Students share cinema at Stompers Film Festival

Ever heard of the Cannes Film Festival? How about the Sundance Film Festival?

Now get ready for the Minnesota State’s very own Stompers Film Festival. 

The Student Events Team announced a film festival in early February, inviting MSU’s filmmaking students to submit short film projects. On Tuesday night, all films were shown in front of an audience at the film festival held in the Centennial Student Union Ballroom. 

The festival was open to all MSU students; In addition to the showings, there was also a panel of judges consisting of four students and staff. The panel conducted the preliminary and final reviews and selected the films that were presented at the event. All films were reviewed and scored by content, technical and overall quality

The first-place winner received a $200 prize and will be included in the pre-show presentation week following the film festival.
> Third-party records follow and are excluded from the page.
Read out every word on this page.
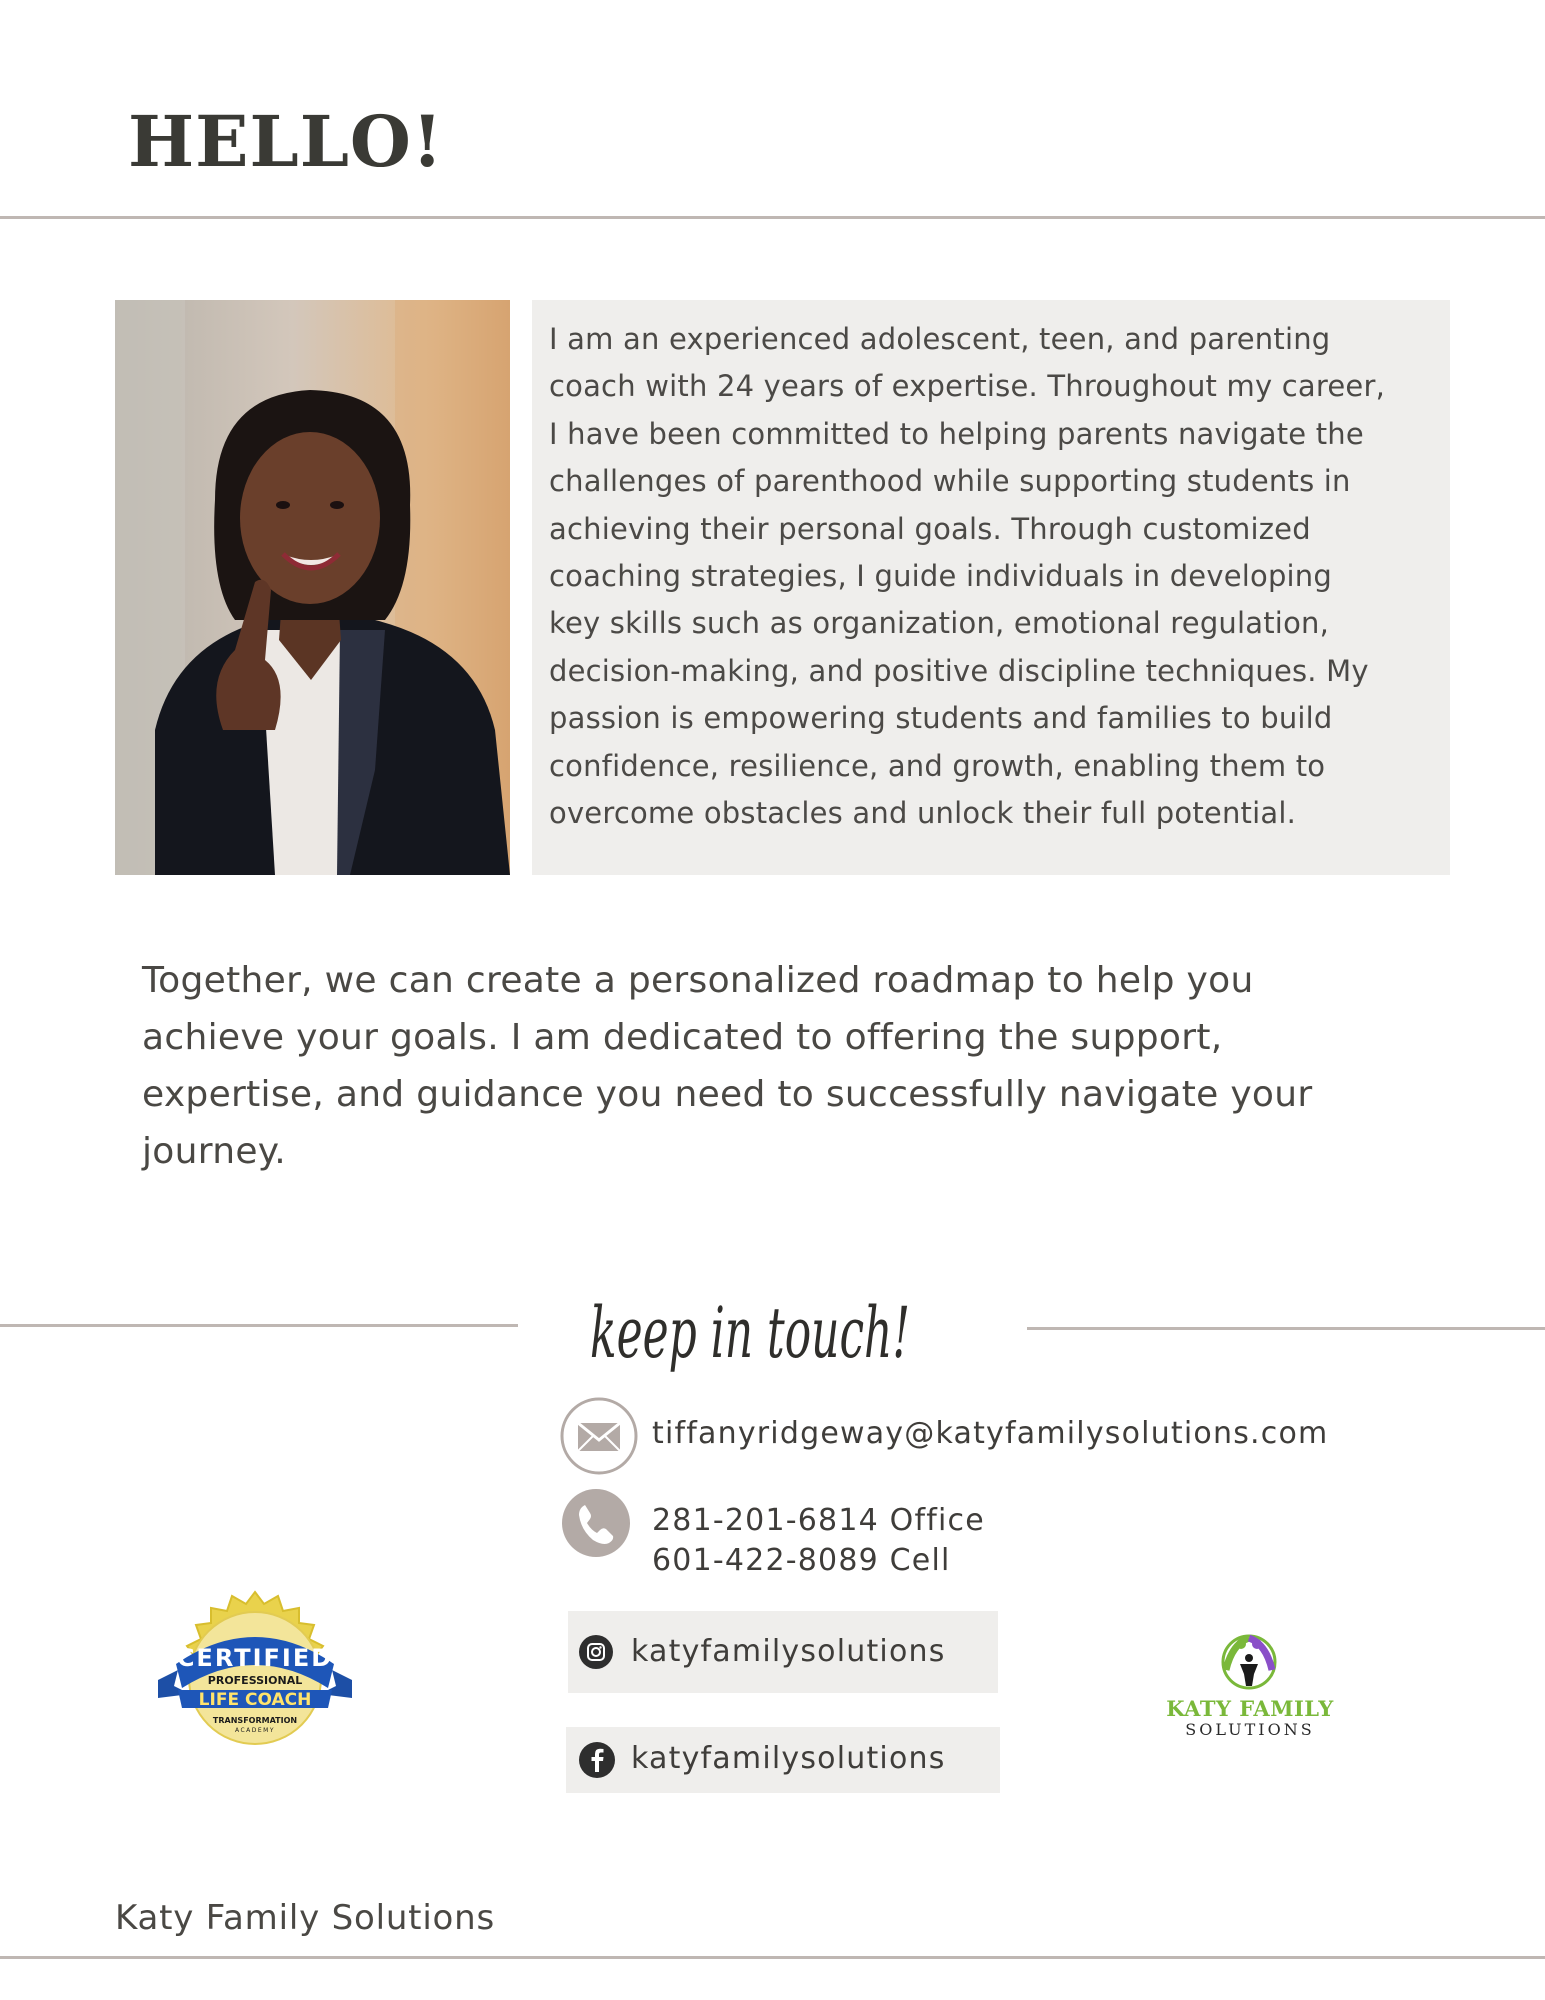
HELLO!

I am an experienced adolescent, teen, and parenting
coach with 24 years of expertise. Throughout my career,
I have been committed to helping parents navigate the
challenges of parenthood while supporting students in
achieving their personal goals. Through customized
coaching strategies, I guide individuals in developing
key skills such as organization, emotional regulation,
decision-making, and positive discipline techniques. My
passion is empowering students and families to build
confidence, resilience, and growth, enabling them to
overcome obstacles and unlock their full potential.

Together, we can create a personalized roadmap to help you
achieve your goals. I am dedicated to offering the support,
expertise, and guidance you need to successfully navigate your
journey.

keep in touch!

tiffanyridgeway@katyfamilysolutions.com

281-201-6814 Office

601-422-8089 Cell

katyfamilysolutions

katyfamilysolutions

CERTIFIED
PROFESSIONAL
LIFE COACH
TRANSFORMATION
ACADEMY
KATY FAMILY
SOLUTIONS

Katy Family Solutions
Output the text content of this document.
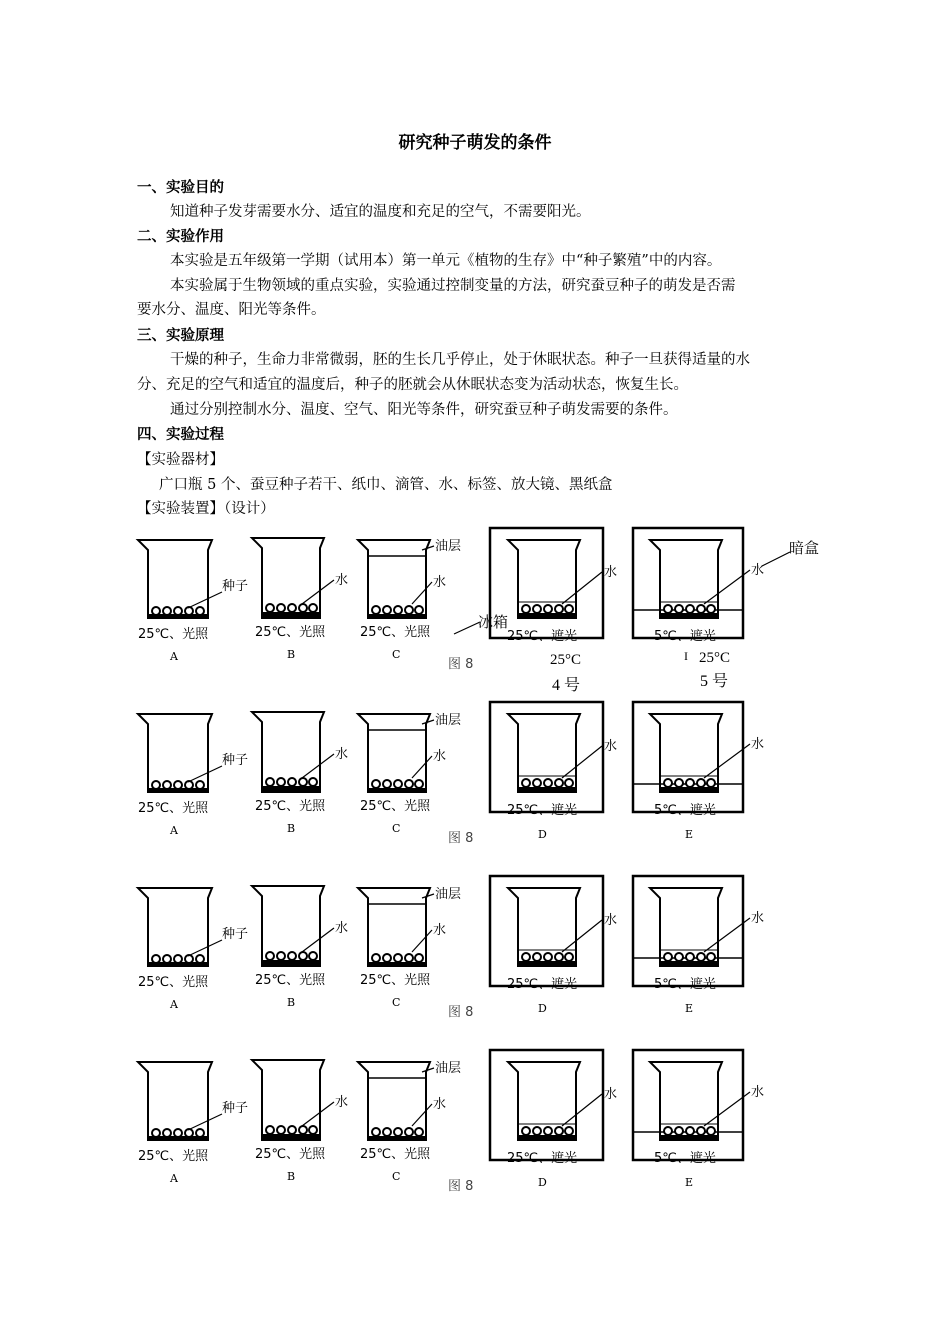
研究种子萌发的条件
一、实验目的
知道种子发芽需要水分、适宜的温度和充足的空气，不需要阳光。
二、实验作用
本实验是五年级第一学期（试用本）第一单元《植物的生存》中“种子繁殖”中的内容。
本实验属于生物领域的重点实验，实验通过控制变量的方法，研究蚕豆种子的萌发是否需
要水分、温度、阳光等条件。
三、实验原理
干燥的种子，生命力非常微弱，胚的生长几乎停止，处于休眠状态。种子一旦获得适量的水
分、充足的空气和适宜的温度后，种子的胚就会从休眠状态变为活动状态，恢复生长。
通过分别控制水分、温度、空气、阳光等条件，研究蚕豆种子萌发需要的条件。
四、实验过程
【实验器材】
广口瓶 5 个、蚕豆种子若干、纸巾、滴管、水、标签、放大镜、黑纸盒
【实验装置】（设计）
种子	水
油层
水
水	水
25℃、光照	25℃、光照	25℃、光照	25℃、遮光	5℃、遮光
A	B	C
图 8
种子	水
油层
水
水	水
25℃、光照	25℃、光照	25℃、光照	25℃、遮光	5℃、遮光
A	B	C	D	E
图 8
种子	水
油层
水
水	水
25℃、光照	25℃、光照	25℃、光照	25℃、遮光	5℃、遮光
A	B	C	D	E
图 8
种子	水
油层
水
水	水
25℃、光照	25℃、光照	25℃、光照	25℃、遮光	5℃、遮光
A	B	C	D	E
图 8
暗盒
冰箱
25°C
4 号
I 25°C
5 号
The second-place prize film was awarded a $50 Best Buy gift card and the Audience Choice award winner received a $25 Visa card, thanks to the votes of the student body. 

At the end of the night, freshman Emmett Johnson won both first and third place. 

Known as ECO The Kid through social media and his work, Johnson has done cinematography work for Minnesota State and has done promotional ads for businesses around Minnesota. 

His short film “Full Circle” was previously a Best in Fest winner at the EDU Film Festival in 2023 and was shown at the Stomper Film Festival. 

The film follows the story of a young man named Michael, showing off his day from the beginning to the end. The film depicts the cycle of drug addiction & abuse along with elements of generational trauma being touched. 

Johnson directed and produced his film along with writing and brainstorming the project material. 

“It was about two months worth of filmmaking. So it was storyboarding, and then writing the script and editing and shooting all took about two months and the story is about drug addiction. The cycle of drug abuse,” he said. “Kids do a lot of drugs and I hope somebody might take away a good piece of advice from it. 

After the showing of his film, Johnson discussed his filmmaking process, including overcoming certain obstacles such as facing conflict in filming locations. He hopes to share the message of the film with others. 

Despite having no further plans for his award-winning short film, Johnson said he plans to continue his work in cinematography through other aspects of art. 

“I like filmmaking. I like seeing films. I’m a cinematographer. That’s what I do as work so I work with companies all the time and artists and musicians all the time. I’m recording all the time,” he said.